As for a logical reason to have a person who will be deported to Mexico on probation for 3 years – he will probably be back in the USA. Probation lasting 3 years, even if he is deported for part of it, remains in effect and can be imposed if he comes back. So, if he pled to a set of charges that left him with possibly 5 years in prison but he was given 180 days in jail and probation at the outset, and he got deported and returned illegally in two years, he could be sentenced to up to 4 ad 1/2 years in prison just for the probation violation of “obey all laws.” It is a much lower standard and saves $$ because a whole new set of charges is not filed so there is less of a burden on the courts, etc.
At any rate, I do not know under what authority Judge Mock thought he could amend a contract singlehandedly and force parties to agree to it. He could get flipped on appeal if the DA seeks an appeal on this.[/quote]
Here’s a question for Pat Lenzi and/or David,
Using Pat’s logic about a contract, consideration, etc., my question is whether the judge is a third party to the contract.
If the contract (plea bargain) is a two party deal between the DA and the defendant, then Pat’s logic makes perfect sense.
But if the contract (plea bargain) is really a three party deal between the Judge, DA and defendant, then the DA and defendant didn’t include all parties in the negotiation…
According to JRank, “In the U.S., judges can overturn a plea agreement and these deals are only seen as advice from the prosection”
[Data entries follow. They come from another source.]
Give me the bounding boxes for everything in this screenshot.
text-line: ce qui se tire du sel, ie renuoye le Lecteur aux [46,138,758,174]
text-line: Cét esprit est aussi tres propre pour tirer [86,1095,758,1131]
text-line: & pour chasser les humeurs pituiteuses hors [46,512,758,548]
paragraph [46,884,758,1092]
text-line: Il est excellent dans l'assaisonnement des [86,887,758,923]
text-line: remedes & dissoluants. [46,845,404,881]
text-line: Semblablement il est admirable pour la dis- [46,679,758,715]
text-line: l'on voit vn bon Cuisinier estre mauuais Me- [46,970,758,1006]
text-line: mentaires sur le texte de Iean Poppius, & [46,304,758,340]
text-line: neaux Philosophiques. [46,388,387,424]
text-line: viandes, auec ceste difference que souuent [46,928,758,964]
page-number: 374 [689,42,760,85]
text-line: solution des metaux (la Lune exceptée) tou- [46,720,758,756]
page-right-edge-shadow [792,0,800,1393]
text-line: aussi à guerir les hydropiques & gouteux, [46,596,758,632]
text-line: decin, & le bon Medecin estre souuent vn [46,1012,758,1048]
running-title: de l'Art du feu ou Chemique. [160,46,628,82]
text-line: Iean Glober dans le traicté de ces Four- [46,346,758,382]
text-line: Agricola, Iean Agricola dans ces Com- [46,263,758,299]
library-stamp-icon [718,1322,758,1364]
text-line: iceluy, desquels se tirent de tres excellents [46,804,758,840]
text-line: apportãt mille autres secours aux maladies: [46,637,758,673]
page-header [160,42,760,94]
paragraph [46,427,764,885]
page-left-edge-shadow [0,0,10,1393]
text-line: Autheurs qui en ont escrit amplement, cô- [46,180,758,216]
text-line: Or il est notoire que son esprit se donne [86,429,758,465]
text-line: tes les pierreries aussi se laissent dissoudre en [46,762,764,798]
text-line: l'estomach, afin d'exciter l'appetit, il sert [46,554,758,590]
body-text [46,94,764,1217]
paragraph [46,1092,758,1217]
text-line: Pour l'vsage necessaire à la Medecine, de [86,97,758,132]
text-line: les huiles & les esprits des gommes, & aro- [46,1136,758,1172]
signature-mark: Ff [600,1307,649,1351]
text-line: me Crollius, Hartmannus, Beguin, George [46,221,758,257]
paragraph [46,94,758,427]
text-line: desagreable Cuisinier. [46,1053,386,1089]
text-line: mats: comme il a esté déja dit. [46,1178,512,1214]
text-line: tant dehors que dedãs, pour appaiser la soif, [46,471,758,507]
According to FindLaw, “More often than not, a judge goes with the plea bargain struck between the prosecution and defense. Plea bargains keep calendars moving and prevent nonviolent offenders, such as marijuana offenders, from entering already crowded prisons.
According to LexisOne, “The U.S. Justice Dept. gives judges rough guidelines to follow in a plea bargain deal. If the judge finds the plea gives the offender an unreasonably light sentence, he should overturn the pleas.”
Interesting case. Don’t we have anything other than contract law to control plea deals? Next stop: Judge Judy’s courtroom.
Elaine, thanks for responding while I was typing my question.